Although she uses evidence-based modalities in her practice, she recognizes that it is not the only way of knowing or healing. Rhandi believes strongly in offering grace to herself and to others because she has “lived fully and consequently at times, lost deeply”. She understands that healing is not linear, that people grow through experience, and that being human means we continue to learn as we go.
We are never finished. We are an unfinished process. We are a practice.
― Brené Brown
Therapeutic Approaches
- Trauma-Informed & Attachment-Aware Therapy
- EMDR Therapy (Eye Movement Desensitization and Reprocessing)

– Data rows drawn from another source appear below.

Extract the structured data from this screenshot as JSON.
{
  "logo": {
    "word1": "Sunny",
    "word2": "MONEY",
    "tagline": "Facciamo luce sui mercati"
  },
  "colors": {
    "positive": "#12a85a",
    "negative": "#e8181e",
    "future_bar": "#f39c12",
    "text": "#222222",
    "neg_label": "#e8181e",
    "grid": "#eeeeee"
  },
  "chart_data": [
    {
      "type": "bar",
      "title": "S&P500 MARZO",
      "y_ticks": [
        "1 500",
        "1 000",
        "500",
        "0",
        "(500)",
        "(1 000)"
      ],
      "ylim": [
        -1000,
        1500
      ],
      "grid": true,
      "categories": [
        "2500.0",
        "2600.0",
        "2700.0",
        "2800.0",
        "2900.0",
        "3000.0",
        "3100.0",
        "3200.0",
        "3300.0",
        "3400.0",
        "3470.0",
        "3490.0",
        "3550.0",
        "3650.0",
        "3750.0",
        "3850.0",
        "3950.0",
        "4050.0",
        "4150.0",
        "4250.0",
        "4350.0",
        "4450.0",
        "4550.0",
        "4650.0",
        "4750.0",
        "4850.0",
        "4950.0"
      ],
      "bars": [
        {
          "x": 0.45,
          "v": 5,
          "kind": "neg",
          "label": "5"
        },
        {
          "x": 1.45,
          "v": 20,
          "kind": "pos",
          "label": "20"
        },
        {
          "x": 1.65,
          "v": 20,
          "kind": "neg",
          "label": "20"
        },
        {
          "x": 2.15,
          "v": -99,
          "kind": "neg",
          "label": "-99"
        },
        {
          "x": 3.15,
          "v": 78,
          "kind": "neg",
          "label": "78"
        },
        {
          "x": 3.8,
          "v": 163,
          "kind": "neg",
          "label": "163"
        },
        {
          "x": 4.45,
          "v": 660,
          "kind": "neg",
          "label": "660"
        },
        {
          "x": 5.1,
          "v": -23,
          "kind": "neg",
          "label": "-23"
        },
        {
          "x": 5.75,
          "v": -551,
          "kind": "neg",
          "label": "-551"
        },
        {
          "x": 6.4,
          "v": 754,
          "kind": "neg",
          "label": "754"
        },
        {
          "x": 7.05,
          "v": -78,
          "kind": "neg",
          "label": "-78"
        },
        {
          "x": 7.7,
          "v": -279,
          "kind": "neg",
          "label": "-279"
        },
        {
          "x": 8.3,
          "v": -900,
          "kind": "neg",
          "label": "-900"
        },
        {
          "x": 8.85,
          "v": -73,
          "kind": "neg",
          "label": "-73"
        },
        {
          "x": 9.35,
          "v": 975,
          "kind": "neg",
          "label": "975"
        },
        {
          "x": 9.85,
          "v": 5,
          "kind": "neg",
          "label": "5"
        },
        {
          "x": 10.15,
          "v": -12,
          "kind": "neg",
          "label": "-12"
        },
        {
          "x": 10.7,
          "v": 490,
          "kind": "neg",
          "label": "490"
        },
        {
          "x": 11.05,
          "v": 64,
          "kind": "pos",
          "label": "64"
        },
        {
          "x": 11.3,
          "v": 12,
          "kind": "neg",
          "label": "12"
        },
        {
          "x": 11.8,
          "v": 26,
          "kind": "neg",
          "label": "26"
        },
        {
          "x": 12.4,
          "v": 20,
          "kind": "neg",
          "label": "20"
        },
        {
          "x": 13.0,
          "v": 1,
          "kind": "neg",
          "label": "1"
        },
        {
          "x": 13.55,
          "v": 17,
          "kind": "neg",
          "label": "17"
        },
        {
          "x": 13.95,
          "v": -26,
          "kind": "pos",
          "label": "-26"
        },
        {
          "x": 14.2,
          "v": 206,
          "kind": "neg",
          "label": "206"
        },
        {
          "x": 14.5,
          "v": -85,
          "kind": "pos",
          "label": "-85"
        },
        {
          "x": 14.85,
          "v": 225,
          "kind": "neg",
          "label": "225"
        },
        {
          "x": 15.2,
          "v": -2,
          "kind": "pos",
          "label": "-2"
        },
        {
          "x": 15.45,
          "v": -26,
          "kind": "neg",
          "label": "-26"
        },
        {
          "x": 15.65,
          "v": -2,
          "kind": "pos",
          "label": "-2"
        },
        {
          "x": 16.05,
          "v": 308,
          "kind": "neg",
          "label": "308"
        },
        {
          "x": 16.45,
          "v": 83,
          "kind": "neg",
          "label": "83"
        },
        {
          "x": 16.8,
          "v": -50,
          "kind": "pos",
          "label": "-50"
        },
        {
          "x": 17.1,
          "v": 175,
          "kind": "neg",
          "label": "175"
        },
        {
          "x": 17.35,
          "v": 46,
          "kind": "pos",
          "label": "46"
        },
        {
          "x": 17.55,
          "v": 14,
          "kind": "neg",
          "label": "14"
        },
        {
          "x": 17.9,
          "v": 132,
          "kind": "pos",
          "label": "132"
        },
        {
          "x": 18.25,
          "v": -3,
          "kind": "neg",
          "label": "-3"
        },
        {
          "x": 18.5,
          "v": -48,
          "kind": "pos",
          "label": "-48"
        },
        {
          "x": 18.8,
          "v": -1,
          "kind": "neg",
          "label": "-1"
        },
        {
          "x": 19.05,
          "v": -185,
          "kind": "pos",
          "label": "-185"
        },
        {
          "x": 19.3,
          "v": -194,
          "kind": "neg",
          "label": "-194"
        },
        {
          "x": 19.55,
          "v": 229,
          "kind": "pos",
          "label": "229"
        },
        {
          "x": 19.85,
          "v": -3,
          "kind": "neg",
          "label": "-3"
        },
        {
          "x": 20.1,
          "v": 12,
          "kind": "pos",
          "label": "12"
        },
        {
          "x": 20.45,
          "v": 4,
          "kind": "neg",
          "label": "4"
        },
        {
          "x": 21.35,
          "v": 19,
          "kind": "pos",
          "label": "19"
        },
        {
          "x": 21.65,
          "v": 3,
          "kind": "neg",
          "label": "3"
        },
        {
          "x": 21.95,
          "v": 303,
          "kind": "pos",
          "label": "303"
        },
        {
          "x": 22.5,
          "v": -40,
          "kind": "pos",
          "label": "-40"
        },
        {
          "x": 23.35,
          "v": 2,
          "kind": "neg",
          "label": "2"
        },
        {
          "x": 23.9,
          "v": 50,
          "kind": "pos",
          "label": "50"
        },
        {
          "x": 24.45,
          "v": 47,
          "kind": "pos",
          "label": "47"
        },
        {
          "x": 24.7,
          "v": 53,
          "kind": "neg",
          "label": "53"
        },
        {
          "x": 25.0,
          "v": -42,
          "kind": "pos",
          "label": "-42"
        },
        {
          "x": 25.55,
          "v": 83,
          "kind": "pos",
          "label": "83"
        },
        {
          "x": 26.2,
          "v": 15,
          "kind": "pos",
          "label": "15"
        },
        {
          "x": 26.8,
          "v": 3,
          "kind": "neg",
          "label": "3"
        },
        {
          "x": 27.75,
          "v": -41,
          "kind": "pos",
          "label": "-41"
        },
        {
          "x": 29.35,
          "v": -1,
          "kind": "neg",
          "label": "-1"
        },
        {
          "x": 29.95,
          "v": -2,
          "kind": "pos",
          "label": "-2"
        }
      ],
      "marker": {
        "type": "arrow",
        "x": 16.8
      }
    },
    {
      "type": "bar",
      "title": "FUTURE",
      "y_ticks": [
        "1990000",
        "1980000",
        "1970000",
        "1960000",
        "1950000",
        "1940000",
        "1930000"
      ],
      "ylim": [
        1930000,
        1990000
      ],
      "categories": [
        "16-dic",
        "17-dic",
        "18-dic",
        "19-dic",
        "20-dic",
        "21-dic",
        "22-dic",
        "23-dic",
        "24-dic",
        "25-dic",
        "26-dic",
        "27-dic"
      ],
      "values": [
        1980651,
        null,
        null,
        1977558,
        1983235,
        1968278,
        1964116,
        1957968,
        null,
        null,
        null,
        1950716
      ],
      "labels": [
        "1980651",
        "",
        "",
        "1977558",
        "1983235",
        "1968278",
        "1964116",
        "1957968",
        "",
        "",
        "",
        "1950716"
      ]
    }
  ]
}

- Cognitive Behavioural Therapy (CBT)
- Dialectical Behaviour Therapy (DBT) – skills-informed
- Narrative Therapy
- Emotion-Focused Family Therapy
- Mindfulness-Based Stress Reduction
- Culturally Responsive, Systems-Informed Care
Client Focus
- Adults seeking trauma-informed, relational counselling
Areas of Focus
- Trauma & Adverse Life Experiences
- Attachment & Relationship Concerns
- Anxiety & Emotional Distress
- Grief & Loss
- Burnout & Life Stress
- Identity & Belonging
- Life Transitions
- Meaning & Self Understanding
Relevant Trainings
- Emotion-Focused Family Therapy (EFFT)
- Suicide and Self-Harm: Effective Assessment and Intervention Strategies
- Dialectical Behaviour Therapy (DBT): Essentials
- Advanced DSM5: Clinical Application in Mental Health Contexts
- Living Works Start: Suicide Prevention & Safety Connection
- Cognitive Behavioural Therapy (CBT) for Anxiety and Depression
- EMDRIA EMDR Therapist Training
- Mental Health First Aid Training
Though most insurance companies will cover counselling costs with an RCC#, we urge you to check with your provider.
Rates
$160 per 50 min session | $175 per 50 min EMDR session
Branches therapists are Registered Clinical Counsellors (RCC).
Please check your health coverage plan, as many in BC allow you to claim RCC fees.